After the conference, the presentations will still be available to you. Live events will be recorded and posted for you to watch again. Stay connected to the participants you met while networking. If you are not an IASC member, consider joining and participating in future events.

Create a gravatar for your comments

We strongly recommend that you create a gravatar so that your picture is displayed next to your comments. 

1.  Visit the Gravatar website to sign up. It’s located at https://gravatar.com.

2.  Click on the “Create Your Own Gravatar” button.

3.  Sign up for Gravatar with a WordPress.com account. Or click Already have a WordPress.com account? to sign in. 

4.  Click on the link in the confirmation email. Check your spam folder if you don’t see an email from WordPress.com.

5.  Go back to Gravatar and login if necessary.

6.  Click the “Add a new image” button.

7.  Click the “Upload new” button.

8.  Click “Choose File” and pick a profile picture from your computer. Then click “Next”.

9.  Crop your image by moving the box that is overlaid on the image you choose. Then click on “Crop Image” below.

10.  Choose an image rating that reflects the content of your avatar. Then click the “Set Rating” button below.
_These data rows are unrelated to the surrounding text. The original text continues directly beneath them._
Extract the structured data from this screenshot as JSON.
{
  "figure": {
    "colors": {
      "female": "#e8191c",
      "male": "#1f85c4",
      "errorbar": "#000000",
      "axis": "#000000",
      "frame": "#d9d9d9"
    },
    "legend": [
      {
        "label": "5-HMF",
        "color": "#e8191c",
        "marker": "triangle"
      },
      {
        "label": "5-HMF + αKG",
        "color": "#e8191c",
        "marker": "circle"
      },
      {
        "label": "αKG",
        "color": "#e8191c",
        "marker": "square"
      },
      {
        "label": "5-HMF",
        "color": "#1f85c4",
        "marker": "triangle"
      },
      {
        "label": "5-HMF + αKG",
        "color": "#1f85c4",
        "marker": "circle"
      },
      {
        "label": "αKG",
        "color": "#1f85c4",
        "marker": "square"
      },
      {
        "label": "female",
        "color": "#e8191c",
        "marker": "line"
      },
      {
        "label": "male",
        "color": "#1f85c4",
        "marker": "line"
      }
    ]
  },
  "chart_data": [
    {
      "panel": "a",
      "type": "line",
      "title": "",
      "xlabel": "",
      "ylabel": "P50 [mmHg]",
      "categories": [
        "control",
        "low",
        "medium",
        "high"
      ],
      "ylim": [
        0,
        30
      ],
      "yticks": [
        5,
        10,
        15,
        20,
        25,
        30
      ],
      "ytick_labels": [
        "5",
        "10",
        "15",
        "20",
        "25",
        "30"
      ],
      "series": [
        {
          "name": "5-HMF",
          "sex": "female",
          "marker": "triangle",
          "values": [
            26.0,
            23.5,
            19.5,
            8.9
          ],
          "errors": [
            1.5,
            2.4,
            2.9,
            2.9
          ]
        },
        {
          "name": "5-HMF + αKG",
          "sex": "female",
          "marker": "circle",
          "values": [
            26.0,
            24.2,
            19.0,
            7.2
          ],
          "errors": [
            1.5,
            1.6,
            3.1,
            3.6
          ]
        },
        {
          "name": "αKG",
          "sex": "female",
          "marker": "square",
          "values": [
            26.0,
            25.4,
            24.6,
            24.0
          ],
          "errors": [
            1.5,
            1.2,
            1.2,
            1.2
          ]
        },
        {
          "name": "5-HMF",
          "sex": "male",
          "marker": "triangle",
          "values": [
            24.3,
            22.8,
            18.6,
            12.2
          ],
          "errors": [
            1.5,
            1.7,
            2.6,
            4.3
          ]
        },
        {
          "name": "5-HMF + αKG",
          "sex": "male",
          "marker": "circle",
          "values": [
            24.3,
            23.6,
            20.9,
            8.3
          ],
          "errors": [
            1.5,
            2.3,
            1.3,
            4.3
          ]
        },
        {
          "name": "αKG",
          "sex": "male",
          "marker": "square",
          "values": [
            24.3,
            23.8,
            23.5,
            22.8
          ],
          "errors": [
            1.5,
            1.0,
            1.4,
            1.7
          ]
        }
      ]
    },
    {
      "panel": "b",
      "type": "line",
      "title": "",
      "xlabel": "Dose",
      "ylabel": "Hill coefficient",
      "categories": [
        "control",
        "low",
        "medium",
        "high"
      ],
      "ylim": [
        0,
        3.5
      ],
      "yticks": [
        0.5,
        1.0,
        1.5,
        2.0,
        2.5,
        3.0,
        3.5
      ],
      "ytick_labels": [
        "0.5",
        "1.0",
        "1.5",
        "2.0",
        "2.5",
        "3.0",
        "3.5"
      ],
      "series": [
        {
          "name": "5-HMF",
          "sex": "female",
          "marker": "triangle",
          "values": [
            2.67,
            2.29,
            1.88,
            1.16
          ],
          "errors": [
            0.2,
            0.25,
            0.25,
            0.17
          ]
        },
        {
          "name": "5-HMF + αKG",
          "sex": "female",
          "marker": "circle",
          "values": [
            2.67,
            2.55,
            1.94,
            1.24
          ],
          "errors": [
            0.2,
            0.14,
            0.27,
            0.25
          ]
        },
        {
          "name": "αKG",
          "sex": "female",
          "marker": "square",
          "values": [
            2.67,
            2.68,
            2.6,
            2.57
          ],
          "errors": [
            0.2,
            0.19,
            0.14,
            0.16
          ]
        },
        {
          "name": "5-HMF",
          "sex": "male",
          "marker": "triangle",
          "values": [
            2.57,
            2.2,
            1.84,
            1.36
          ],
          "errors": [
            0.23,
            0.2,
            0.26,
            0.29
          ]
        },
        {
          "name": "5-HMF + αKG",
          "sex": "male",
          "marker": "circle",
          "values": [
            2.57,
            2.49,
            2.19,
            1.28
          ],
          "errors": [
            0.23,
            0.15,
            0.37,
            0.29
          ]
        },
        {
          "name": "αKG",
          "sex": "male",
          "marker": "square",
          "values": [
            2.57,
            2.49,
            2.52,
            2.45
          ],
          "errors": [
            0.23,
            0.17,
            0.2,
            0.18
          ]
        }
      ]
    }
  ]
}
Be aware that the use of an image that is X-rated will automatically prevent you from using it on a number of websites.

11.  Start using it. When you create accounts on other websites with the same email address and that site uses Gravatar, your profile image should automatically be set to your currently selected profile picture from your Gravatar account. If you change your Gravatar image for your email account in Gravatar, it should update your profile picture on other sites automatically.